Cooking in pressure cooker takes away food's nutrients

It took ongoing curiosity, strict refusal to take things at face value-a lesson learnt from experience, and months of calls after calls to experts, conferences and meetings, and careful perusal of books about health and learning difficulties that opened a whole new world of surprises—most of what we buy, rather most of what is available, is not good for us! It indeed was time to evolve back to the basics. “What I read reminded me of traditional age old practices carried by my grandmother & mother. So it led me to look into indigenous methods of cooking.”

Everyone claims they are genuine, how did she know the knowledge imparted to her was unequivocal—“I was fortunate that the conferences where I was called on to present papers earlier, were held in organic farms which I know were authentic.” Hence, first-hand contacts were established with organic experts. “One source led to another and now I know at least 6 farms scattered in the south.” 

This knowledge she knew had to be shared with as many, especially parents as she truly believes a healthy diet from childhood can divert occurrence of any illness—not only our physical being but our emotional make up and learning ability is heavily benefitted. So she began to conduct workshops with teachers and parents and is open to invitations from institutions in any corner of the country. Shuffling roles between student and teacher, she recalls “in one of the workshops for parents, a mother asked me what I would recommend—packet milk or unpasteurized milk! She was willing to change to whatever I recommended from the next day. I realized how I need to be perfectly sure of whatever I spoke, so I began to read with greater responsibility!”

Those who ‘give’ know the immense joy from it. Being given the opportunity to be listened by parents and teachers willing to refrain from the readymade to make efforts, there is no doubt every workshop must be memorable.  “Every workshop has been special for I have learnt something as I have shared what I know. My workshops are very lively and interactive. Apart from conveying information, I have managed to make many long-lasting relationships with people over time especially with teachers. Even after a contract is over, they keep in touch and it is very humbling when people remember your words and call or write to tell u how by implementing them they benefitted.”

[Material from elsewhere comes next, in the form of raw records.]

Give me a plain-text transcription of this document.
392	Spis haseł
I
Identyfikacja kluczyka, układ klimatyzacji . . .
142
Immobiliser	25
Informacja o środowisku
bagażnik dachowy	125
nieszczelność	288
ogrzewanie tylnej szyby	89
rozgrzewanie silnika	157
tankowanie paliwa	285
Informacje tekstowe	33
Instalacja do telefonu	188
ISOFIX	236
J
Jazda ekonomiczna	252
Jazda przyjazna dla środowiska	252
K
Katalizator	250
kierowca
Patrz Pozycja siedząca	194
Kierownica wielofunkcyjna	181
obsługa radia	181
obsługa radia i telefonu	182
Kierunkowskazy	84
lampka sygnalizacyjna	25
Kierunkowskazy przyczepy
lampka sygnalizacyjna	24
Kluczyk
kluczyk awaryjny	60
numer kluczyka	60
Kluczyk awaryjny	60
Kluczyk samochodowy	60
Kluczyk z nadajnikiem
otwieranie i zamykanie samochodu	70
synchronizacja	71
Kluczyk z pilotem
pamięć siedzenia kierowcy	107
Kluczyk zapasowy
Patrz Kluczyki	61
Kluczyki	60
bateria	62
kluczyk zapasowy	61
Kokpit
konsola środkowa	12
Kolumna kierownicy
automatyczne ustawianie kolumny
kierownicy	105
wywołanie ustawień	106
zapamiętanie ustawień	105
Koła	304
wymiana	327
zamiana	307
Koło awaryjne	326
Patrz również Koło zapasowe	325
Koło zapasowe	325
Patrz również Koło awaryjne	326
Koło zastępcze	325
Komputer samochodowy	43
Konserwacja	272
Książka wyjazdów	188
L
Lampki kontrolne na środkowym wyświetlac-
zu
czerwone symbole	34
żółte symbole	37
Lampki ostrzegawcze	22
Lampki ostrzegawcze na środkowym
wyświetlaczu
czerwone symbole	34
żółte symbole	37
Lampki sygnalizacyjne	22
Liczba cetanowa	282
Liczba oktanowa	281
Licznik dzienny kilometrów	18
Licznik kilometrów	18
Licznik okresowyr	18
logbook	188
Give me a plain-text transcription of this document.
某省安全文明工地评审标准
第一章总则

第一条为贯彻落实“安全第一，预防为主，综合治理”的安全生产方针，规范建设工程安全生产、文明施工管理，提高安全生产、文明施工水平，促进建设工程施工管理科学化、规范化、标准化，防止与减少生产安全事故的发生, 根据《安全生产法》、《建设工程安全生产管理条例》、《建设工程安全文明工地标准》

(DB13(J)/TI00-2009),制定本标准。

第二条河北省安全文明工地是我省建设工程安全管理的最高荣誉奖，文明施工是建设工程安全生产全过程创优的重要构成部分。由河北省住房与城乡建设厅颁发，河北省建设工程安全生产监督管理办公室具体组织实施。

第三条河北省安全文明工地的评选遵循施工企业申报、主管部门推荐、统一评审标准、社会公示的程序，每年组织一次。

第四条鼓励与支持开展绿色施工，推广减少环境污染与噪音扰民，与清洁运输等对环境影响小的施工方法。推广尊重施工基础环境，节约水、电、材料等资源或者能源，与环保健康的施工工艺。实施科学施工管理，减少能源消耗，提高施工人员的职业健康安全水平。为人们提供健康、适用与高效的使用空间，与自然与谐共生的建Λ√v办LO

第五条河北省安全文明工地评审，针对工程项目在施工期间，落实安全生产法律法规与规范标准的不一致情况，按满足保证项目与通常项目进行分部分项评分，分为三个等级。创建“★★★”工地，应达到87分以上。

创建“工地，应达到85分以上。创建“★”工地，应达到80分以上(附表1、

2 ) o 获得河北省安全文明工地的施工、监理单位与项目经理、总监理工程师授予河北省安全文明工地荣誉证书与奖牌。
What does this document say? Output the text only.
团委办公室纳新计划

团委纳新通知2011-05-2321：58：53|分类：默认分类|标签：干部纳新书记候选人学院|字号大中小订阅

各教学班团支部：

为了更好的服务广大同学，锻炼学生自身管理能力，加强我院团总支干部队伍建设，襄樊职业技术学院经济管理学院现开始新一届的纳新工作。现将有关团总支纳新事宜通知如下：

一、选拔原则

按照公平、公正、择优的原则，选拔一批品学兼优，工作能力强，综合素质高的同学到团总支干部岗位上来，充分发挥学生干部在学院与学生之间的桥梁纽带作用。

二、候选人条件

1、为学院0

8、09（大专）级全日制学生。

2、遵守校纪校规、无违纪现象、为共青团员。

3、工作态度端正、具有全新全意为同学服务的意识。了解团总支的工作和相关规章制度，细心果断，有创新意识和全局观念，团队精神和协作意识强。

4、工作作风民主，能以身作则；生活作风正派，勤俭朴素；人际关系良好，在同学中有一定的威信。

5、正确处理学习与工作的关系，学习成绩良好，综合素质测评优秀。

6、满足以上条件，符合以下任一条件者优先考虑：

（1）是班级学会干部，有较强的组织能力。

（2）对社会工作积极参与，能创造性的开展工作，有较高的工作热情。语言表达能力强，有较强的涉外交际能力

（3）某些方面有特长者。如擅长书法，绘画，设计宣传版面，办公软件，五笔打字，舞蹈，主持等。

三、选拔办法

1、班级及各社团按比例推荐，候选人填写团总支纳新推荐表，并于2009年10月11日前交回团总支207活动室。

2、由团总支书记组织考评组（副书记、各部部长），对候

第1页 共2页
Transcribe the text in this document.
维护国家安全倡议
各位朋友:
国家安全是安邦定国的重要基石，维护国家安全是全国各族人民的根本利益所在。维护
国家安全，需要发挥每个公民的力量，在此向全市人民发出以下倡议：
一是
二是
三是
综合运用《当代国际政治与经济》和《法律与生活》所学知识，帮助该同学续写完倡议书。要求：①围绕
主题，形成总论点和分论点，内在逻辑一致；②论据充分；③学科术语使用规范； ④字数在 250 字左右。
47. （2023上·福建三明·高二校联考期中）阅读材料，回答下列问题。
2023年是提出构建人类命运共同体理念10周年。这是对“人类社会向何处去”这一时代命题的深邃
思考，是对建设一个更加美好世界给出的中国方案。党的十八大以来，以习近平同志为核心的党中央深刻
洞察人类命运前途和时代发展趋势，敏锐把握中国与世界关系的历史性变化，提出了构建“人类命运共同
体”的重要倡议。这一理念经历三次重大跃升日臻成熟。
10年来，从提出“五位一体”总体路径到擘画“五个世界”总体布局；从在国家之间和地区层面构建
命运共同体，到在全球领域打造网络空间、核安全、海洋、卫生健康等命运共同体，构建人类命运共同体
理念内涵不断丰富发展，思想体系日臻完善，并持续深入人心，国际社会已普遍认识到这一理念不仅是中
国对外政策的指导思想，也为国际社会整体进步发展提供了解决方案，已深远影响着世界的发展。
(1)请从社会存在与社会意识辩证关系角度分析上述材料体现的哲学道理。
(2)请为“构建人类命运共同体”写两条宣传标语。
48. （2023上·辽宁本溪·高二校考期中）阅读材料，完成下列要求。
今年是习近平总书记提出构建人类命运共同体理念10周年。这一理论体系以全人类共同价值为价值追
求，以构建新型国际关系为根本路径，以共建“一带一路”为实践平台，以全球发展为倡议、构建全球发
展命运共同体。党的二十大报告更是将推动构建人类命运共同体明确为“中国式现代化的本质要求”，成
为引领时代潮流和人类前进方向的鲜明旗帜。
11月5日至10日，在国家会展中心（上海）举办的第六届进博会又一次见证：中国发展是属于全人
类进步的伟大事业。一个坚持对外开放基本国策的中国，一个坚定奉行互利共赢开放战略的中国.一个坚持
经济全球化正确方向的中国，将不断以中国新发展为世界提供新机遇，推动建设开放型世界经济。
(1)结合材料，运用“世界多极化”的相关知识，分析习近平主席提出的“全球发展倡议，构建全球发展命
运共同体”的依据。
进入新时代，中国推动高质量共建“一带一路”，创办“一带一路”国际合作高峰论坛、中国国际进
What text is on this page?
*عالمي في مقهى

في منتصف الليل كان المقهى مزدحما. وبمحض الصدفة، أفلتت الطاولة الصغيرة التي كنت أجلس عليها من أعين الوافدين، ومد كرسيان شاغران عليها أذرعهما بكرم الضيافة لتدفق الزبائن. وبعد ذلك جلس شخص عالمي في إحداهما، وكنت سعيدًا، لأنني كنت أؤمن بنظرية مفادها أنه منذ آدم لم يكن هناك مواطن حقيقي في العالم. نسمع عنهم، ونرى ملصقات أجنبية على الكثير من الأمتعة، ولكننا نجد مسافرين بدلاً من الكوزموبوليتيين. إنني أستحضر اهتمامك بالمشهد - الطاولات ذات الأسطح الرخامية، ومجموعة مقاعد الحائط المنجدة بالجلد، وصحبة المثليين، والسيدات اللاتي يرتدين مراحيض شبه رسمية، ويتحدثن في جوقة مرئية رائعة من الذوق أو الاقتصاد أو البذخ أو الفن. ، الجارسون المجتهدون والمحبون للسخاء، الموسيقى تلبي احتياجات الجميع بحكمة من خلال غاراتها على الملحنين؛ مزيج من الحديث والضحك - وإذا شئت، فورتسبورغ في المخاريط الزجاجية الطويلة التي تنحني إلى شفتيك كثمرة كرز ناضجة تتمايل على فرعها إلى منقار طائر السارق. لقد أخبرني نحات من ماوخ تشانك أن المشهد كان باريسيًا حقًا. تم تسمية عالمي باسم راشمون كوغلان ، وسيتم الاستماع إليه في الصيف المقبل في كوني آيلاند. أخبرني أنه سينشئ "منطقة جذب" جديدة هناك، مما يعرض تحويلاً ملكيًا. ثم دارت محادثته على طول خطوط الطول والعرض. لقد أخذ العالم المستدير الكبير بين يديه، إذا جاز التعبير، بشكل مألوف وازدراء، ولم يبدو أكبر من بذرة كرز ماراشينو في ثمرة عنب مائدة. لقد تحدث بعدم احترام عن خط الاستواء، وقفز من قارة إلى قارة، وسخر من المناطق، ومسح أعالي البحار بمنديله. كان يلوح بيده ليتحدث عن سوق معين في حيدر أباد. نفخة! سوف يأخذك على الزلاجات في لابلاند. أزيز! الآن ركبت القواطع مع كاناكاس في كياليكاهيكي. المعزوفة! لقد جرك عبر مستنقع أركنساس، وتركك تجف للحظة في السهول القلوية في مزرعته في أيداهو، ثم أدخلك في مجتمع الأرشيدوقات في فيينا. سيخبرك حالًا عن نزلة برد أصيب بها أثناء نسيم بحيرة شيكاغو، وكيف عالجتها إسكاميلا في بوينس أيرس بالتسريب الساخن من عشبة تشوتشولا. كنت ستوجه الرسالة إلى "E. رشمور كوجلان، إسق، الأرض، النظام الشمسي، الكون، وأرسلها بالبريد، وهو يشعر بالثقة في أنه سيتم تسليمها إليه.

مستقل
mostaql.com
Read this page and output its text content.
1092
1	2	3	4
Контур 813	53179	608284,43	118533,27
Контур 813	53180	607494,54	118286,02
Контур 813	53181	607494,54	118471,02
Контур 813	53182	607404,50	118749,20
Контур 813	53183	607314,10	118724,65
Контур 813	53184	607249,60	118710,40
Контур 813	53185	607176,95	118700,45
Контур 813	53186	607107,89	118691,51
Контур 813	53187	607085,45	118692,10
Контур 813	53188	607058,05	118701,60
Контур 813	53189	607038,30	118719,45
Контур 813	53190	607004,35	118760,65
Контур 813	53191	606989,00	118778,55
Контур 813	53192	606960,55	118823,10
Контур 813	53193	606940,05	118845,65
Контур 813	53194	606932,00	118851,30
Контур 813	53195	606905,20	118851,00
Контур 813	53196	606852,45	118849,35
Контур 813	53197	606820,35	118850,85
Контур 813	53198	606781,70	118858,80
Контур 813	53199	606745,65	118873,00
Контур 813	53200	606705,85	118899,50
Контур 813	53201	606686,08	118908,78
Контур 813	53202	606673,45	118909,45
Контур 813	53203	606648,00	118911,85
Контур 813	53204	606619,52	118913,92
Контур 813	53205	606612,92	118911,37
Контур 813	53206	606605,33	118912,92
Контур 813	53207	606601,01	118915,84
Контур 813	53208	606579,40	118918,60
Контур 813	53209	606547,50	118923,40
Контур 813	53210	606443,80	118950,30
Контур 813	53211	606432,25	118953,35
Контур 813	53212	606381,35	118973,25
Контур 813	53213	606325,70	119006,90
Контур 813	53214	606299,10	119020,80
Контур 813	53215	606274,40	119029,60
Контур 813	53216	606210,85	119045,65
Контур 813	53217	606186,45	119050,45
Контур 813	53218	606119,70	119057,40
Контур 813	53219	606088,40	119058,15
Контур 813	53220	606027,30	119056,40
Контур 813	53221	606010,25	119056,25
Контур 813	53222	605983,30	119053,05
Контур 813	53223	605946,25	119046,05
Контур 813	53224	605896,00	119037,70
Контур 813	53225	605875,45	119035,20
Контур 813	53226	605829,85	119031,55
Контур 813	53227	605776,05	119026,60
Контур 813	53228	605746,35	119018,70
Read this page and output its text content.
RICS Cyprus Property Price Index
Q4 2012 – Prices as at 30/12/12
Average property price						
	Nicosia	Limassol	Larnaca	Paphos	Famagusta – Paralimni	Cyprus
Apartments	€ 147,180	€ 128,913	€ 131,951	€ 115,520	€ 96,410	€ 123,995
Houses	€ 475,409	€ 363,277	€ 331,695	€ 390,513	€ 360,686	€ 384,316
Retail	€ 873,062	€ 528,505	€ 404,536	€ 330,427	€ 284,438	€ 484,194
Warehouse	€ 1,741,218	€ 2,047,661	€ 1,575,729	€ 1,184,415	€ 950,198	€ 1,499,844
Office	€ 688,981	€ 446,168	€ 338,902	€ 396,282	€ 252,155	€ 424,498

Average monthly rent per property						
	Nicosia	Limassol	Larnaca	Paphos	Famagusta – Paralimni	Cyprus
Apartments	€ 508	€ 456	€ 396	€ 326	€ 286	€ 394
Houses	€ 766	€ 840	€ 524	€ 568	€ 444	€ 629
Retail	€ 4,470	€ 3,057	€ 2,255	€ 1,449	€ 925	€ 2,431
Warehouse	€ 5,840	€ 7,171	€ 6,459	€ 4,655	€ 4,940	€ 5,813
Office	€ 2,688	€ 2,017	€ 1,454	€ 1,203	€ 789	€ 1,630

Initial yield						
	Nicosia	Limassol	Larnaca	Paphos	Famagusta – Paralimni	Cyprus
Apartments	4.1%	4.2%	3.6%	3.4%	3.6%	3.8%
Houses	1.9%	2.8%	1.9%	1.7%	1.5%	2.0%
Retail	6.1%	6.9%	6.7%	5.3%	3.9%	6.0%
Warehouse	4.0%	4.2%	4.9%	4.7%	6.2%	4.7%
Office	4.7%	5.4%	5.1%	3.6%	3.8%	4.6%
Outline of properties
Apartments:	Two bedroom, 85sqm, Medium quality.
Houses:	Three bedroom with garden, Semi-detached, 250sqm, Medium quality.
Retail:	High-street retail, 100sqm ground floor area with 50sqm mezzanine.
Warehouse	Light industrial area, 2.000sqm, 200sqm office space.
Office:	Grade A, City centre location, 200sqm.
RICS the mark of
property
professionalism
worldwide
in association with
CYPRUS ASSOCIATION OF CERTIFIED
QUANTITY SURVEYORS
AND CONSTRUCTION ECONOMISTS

Seethananda also hosts meetings every now and then at her home which also happens to be her therapy center. “Being a non- medical person or a nutritionist or dietician, I thought it better if parents listened about diet from experts. So I began organizing talks at my home.” It is open to one and all.

Empathetic as she is, considering the fact that organic products are available scantily and expensively, she decided to make them available at affordable prices. She brings a limited amount from farms in the state or sometimes calls for them. “I don't make a profit; the margin just about covers the cost of transport since I supply to a very small group. I am also trying to get school kitchens to switch over to organic food—that would be a dream come true!”

What are the chances of finding people ready to spare time even if to just 0 families, only to give the right information? To a small group for a big cause, support has been tremendous! “Lecturers have always responded positively. Most of the people that I have approached are passionate about their work.” “Fortunately many teachers come for my meets and if one teacher is equipped with right information I believe that others can benefit from her knowledge in the roundabout.”

The faster improvement in her students and feedback from people that food now is tastier strengthens her confidence that she is on the right path. A strong urge can be felt sitting across her when she says “things have to be natural, we must understand that. If we can think, feel and do, we will be whole individuals.”
She hopes to see the day when organic food will be easily accessible and affordable, and there will be no other food available. “Why should anyone have harmful pesticide ridden food at all?” Absolutely! Why should we? Practicing her preaching, she seems content. We can be too.

May be we should take a lead from her and go back to where we come from—a simple life!